Gemäß § 56 Abs. 3 Satz 2 der Geschäftsordnung des Landtages wird ein Bericht über die Ausschussberatung nicht erstattet und nach Satz 3 der genannten Bestimmung ohne Aussprache abgestimmt.
Wer dem Beschlussvorschlag zustimmen will, den bitte ich um ein Handzeichen. - Gibt es Gegenstimmen? - Gibt es Stimmenthaltungen? - Das Erste war die Mehrheit. Damit ist dem Antrag zugestimmt worden.
Tagesordnungspunkt 9: Enquete-Kommission „Demographischer Wandel - Herausforderung an ein zukunftsfähiges Niedersachsen“ - Antrag der Fraktionen der CDU und der FDP - Drs. 15/1833 Unterrichtung - Drs. 15/1950 - Bericht der Enquete-Kommission ‚Demographischer Wandel - Herausforderung an ein zukunftsfähiges Niedersachsen‘ - Drs. 15/3900
Tagesordnungspunkt 10: Erste Beratung: Demografischer Handlungsbedarf in Niedersachsen - zwei verlorene Jahre! -Antrag der Fraktion Bündnis 90/Die Grünen Drs. 15/3922
Im Zusammenhang mit Tagesordnungspunkt 9 begrüße ich besonders herzlich die in die Kommission berufenen externen Sachverständigen, die zwei Jahre lang in der Kommission mitgewirkt haben.

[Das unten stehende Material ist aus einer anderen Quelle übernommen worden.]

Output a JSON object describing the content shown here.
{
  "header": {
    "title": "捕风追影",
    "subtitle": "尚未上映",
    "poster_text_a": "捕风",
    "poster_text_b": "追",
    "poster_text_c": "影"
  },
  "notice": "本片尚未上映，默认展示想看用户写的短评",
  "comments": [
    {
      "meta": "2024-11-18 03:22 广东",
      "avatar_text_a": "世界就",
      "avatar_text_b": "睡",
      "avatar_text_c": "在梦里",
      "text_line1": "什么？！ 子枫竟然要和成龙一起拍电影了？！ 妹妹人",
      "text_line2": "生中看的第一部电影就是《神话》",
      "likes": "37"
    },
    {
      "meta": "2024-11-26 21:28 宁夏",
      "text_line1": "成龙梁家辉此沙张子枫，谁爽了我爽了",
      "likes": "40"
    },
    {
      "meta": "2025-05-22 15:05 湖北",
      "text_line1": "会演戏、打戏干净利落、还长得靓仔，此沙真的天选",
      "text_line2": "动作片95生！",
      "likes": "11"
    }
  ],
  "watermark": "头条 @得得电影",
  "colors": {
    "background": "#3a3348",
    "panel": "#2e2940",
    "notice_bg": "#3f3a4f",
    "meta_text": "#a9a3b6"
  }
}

Herr Landtagspräsident Gansäuer hat Ihnen heute Morgen bei der Berichtsübergabe für Ihr Engagement gedankt. Ich nehme an, dass die Berichterstatterin, Frau Stief-Kreihe, gleich auf Ihre Arbeit zu sprechen kommen wird.

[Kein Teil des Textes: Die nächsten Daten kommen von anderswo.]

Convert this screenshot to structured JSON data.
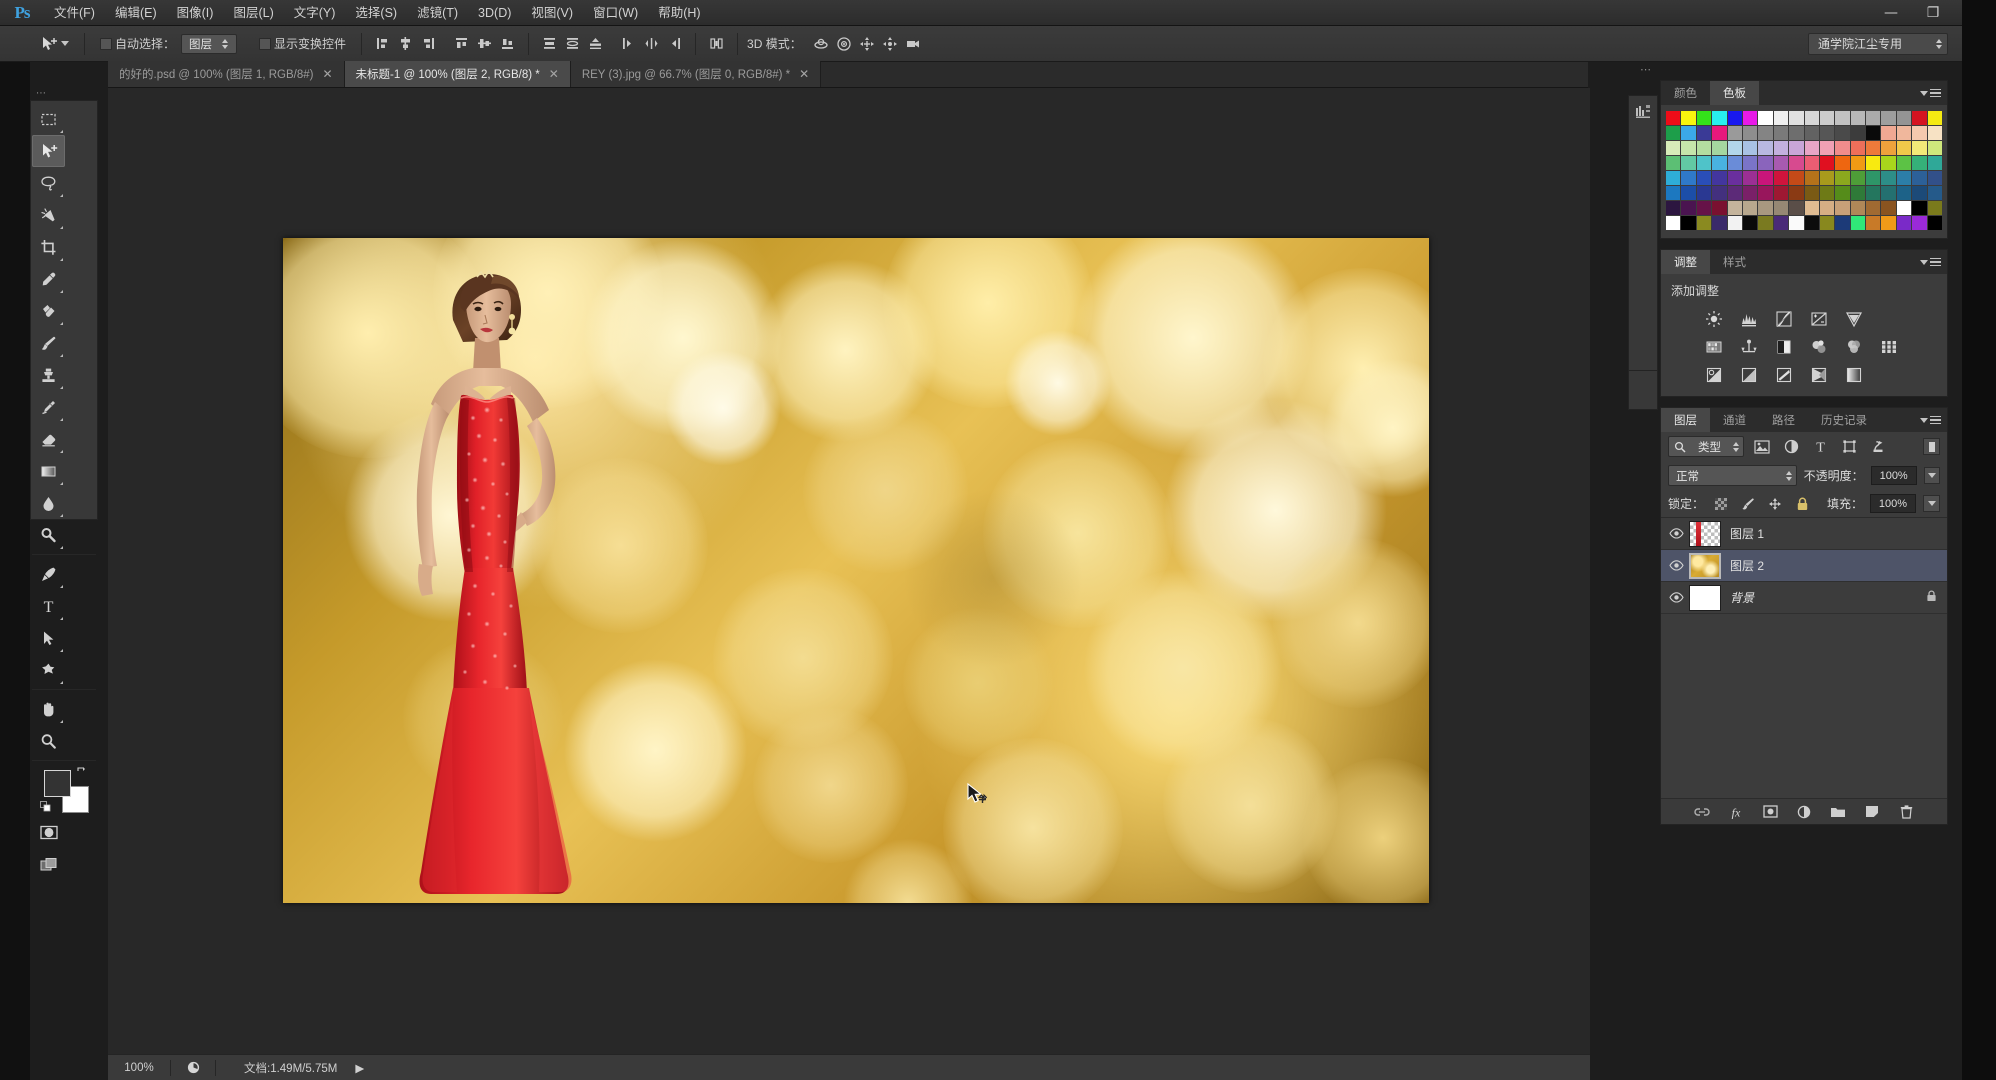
{
  "app": {
    "logo": "Ps",
    "menus": [
      {
        "label": "文件(F)"
      },
      {
        "label": "编辑(E)"
      },
      {
        "label": "图像(I)"
      },
      {
        "label": "图层(L)"
      },
      {
        "label": "文字(Y)"
      },
      {
        "label": "选择(S)"
      },
      {
        "label": "滤镜(T)"
      },
      {
        "label": "3D(D)"
      },
      {
        "label": "视图(V)"
      },
      {
        "label": "窗口(W)"
      },
      {
        "label": "帮助(H)"
      }
    ],
    "window_buttons": {
      "minimize": "—",
      "maximize": "❐",
      "close": "✕"
    }
  },
  "options_bar": {
    "auto_select_label": "自动选择：",
    "auto_select_value": "图层",
    "show_transform_label": "显示变换控件",
    "three_d_label": "3D 模式：",
    "workspace": "通学院江尘专用"
  },
  "tabs": [
    {
      "label": "的好的.psd @ 100% (图层 1, RGB/8#)",
      "active": false,
      "close": "✕"
    },
    {
      "label": "未标题-1 @ 100% (图层 2, RGB/8) *",
      "active": true,
      "close": "✕"
    },
    {
      "label": "REY (3).jpg @ 66.7% (图层 0, RGB/8#) *",
      "active": false,
      "close": "✕"
    }
  ],
  "toolbar": {
    "tools": [
      {
        "name": "rectangular-marquee-tool",
        "active": false
      },
      {
        "name": "move-tool",
        "active": true
      },
      {
        "name": "lasso-tool",
        "active": false
      },
      {
        "name": "magic-wand-tool",
        "active": false
      },
      {
        "name": "crop-tool",
        "active": false
      },
      {
        "name": "eyedropper-tool",
        "active": false
      },
      {
        "name": "spot-healing-brush-tool",
        "active": false
      },
      {
        "name": "brush-tool",
        "active": false
      },
      {
        "name": "clone-stamp-tool",
        "active": false
      },
      {
        "name": "history-brush-tool",
        "active": false
      },
      {
        "name": "eraser-tool",
        "active": false
      },
      {
        "name": "gradient-tool",
        "active": false
      },
      {
        "name": "blur-tool",
        "active": false
      },
      {
        "name": "dodge-tool",
        "active": false
      },
      {
        "name": "pen-tool",
        "active": false
      },
      {
        "name": "type-tool",
        "active": false
      },
      {
        "name": "path-selection-tool",
        "active": false
      },
      {
        "name": "custom-shape-tool",
        "active": false
      },
      {
        "name": "hand-tool",
        "active": false
      },
      {
        "name": "zoom-tool",
        "active": false
      }
    ],
    "foreground_color": "#333333",
    "background_color": "#ffffff"
  },
  "color_panel": {
    "tabs": [
      {
        "label": "颜色",
        "active": false
      },
      {
        "label": "色板",
        "active": true
      }
    ],
    "swatches": [
      "#ef0c18",
      "#f8f50e",
      "#34e21a",
      "#28f0ee",
      "#1818ef",
      "#e81ae8",
      "#ffffff",
      "#efefef",
      "#e0e0e0",
      "#d6d6d6",
      "#cccccc",
      "#c2c2c2",
      "#b8b8b8",
      "#ababab",
      "#9e9e9e",
      "#949494",
      "#d41320",
      "#f5ea12",
      "#1d9e4a",
      "#3ba8e8",
      "#3a3a96",
      "#e8187c",
      "#9a9a9a",
      "#8e8e8e",
      "#848484",
      "#7a7a7a",
      "#6e6e6e",
      "#626262",
      "#565656",
      "#4a4a4a",
      "#3c3c3c",
      "#0a0a0a",
      "#f0a893",
      "#f0b79c",
      "#f5c9ae",
      "#f7e2c4",
      "#d8ecb9",
      "#c6e5ab",
      "#b4dda0",
      "#a4d6a0",
      "#b2d6ea",
      "#a8c2e4",
      "#b8b8e0",
      "#c3b0de",
      "#c9a6d8",
      "#e8a6c6",
      "#f0a0b4",
      "#f08c8c",
      "#ed6f5a",
      "#ee7a3a",
      "#eea23c",
      "#f0c94a",
      "#f2e978",
      "#cfe87c",
      "#5cbf74",
      "#62c9a4",
      "#4fc3c9",
      "#49b2e0",
      "#6a8cd8",
      "#7a74c8",
      "#8a64bc",
      "#a85ab0",
      "#d74a8f",
      "#ec5d73",
      "#e01020",
      "#ee6610",
      "#f09a14",
      "#f8ea10",
      "#a8d61c",
      "#5cc245",
      "#35b079",
      "#2fa898",
      "#2eaed8",
      "#2f79c9",
      "#2a4eb8",
      "#43369e",
      "#6a2f9e",
      "#9c2f94",
      "#c9157a",
      "#d0143c",
      "#c44a18",
      "#b5721a",
      "#a89a1c",
      "#8ba81e",
      "#4e9e38",
      "#2e9668",
      "#2d8e88",
      "#2c7ea8",
      "#2c6098",
      "#32508a",
      "#1c78c0",
      "#1c4ea8",
      "#2a3892",
      "#43307e",
      "#5c2a78",
      "#7a2068",
      "#98165c",
      "#9e1832",
      "#8a3a14",
      "#7a5a14",
      "#6e7a16",
      "#558c1a",
      "#2f7a38",
      "#24765e",
      "#247070",
      "#1d6288",
      "#1c4a78",
      "#255a8a",
      "#2c1640",
      "#4a1450",
      "#661248",
      "#7a1030",
      "#c4b49c",
      "#b8a88e",
      "#a89880",
      "#968874",
      "#5a4e48",
      "#e0bc92",
      "#d6ae84",
      "#c8a078",
      "#b08858",
      "#a06a32",
      "#8a5420",
      "#ffffff",
      "#000000",
      "#7a7a1c",
      "#ffffff",
      "#000000",
      "#8a8a20",
      "#3a2a6a",
      "#f2f2f2",
      "#0a0a0a",
      "#7a7a20",
      "#4a2a78",
      "#fafafa",
      "#0c0c0c",
      "#88881e",
      "#1c3a78",
      "#30e878",
      "#c87a28",
      "#f09a18",
      "#7a2ac8",
      "#9a2ad8",
      "#000000"
    ]
  },
  "adjustments_panel": {
    "tabs": [
      {
        "label": "调整",
        "active": true
      },
      {
        "label": "样式",
        "active": false
      }
    ],
    "title": "添加调整",
    "icons": [
      [
        "brightness-contrast-icon",
        "levels-icon",
        "curves-icon",
        "exposure-icon",
        "vibrance-icon"
      ],
      [
        "hue-saturation-icon",
        "color-balance-icon",
        "black-white-icon",
        "photo-filter-icon",
        "channel-mixer-icon",
        "color-lookup-icon"
      ],
      [
        "invert-icon",
        "posterize-icon",
        "threshold-icon",
        "gradient-map-icon",
        "selective-color-icon"
      ]
    ]
  },
  "layers_panel": {
    "tabs": [
      {
        "label": "图层",
        "active": true
      },
      {
        "label": "通道",
        "active": false
      },
      {
        "label": "路径",
        "active": false
      },
      {
        "label": "历史记录",
        "active": false
      }
    ],
    "filter_label": "类型",
    "filter_icons": [
      "pixel-layer-filter-icon",
      "adjustment-layer-filter-icon",
      "type-layer-filter-icon",
      "shape-layer-filter-icon",
      "smart-object-filter-icon"
    ],
    "blend_mode": "正常",
    "opacity_label": "不透明度：",
    "opacity_value": "100%",
    "lock_label": "锁定：",
    "lock_icons": [
      "lock-transparency-icon",
      "lock-pixels-icon",
      "lock-position-icon",
      "lock-all-icon"
    ],
    "fill_label": "填充：",
    "fill_value": "100%",
    "layers": [
      {
        "name": "图层 1",
        "visible": true,
        "selected": false,
        "locked": false,
        "thumb": "transparent-red-strip"
      },
      {
        "name": "图层 2",
        "visible": true,
        "selected": true,
        "locked": false,
        "thumb": "gold-bokeh"
      },
      {
        "name": "背景",
        "visible": true,
        "selected": false,
        "locked": true,
        "thumb": "white",
        "italic": true
      }
    ],
    "footer_icons": [
      "link-layers-icon",
      "layer-style-fx-icon",
      "add-mask-icon",
      "new-adjustment-layer-icon",
      "new-group-icon",
      "new-layer-icon",
      "delete-layer-icon"
    ]
  },
  "status_bar": {
    "zoom": "100%",
    "doc_info": "文档:1.49M/5.75M",
    "arrow": "▶"
  },
  "canvas": {
    "document_title": "未标题-1",
    "subject_alt": "woman in red sequin gown on gold bokeh background"
  },
  "colors": {
    "accent_blue": "#3fa2e0",
    "panel_bg": "#3c3c3c",
    "panel_header": "#2c2c2c",
    "chrome_bg": "#383838",
    "canvas_bg": "#282828",
    "selected_layer": "#4e5468"
  }
}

Frau Präsidentin! Meine Damen und Herren! Mit der Ihnen vorliegenden Drucksache 15/3900 legt Ihnen die Enquete-Kommission „Demographischer Wandel - Herausforderung an ein zukunftsfähiges Niedersachsen“ nach gut zweijähriger Arbeit und mehr als 100 Sitzungen ihren Abschlussbericht vor. Der Bericht umfasst mehr als 600 Druckseiten und macht bereits dadurch den Umfang der Arbeit deutlich, vor die sich die Kommission gestellt sah.
Die Mitglieder der Enquete-Kommission haben viel Arbeit und Zeit investiert. Daher kann ich Ihnen einen längeren Bericht - quasi als Einstieg - nicht ersparen, Herr Rolfes. Das breite Spektrum der Themen des Einsetzungsbeschlusses - ich darf
daran erinnern, dass der ursprüngliche Einsetzungsantrag der Fraktionen der CDU und der FDP noch weitaus umfassender war - ist die Ursache dafür, dass die Kommission ihren Bericht erst heute vorlegt. Im Einsetzungsbeschluss war die Erwartung formuliert worden, sie möge ihre Arbeit „nach Möglichkeit“ bis zum 31. Dezember 2006 abschließen. Allerdings war sich die Kommission recht bald darin einig, dass dieser Zeitpunkt angesichts der Themenfülle nicht zu halten sein werde.
Die Berichterstattung in den Medien über den Abschluss der Kommissionsarbeiten von Anfang Juni ist Ihnen sicherlich noch in Erinnerung. In dieser Vorabberichterstattung war auch bereits einiges darüber zu lesen, wie unterschiedlich die Vertreterinnen und Vertreter der vier Fraktionen die Arbeit der Kommission - insbesondere deren Arbeitsergebnisse - bewerteten, vielleicht sollte ich sagen: angeblich bewerteten. Denn manches von dem, was dort sicherlich verkürzend wiedergegeben wurde, lässt sich - zumindest so - nicht aus der tatsächlichen Arbeit der Kommission bestätigen.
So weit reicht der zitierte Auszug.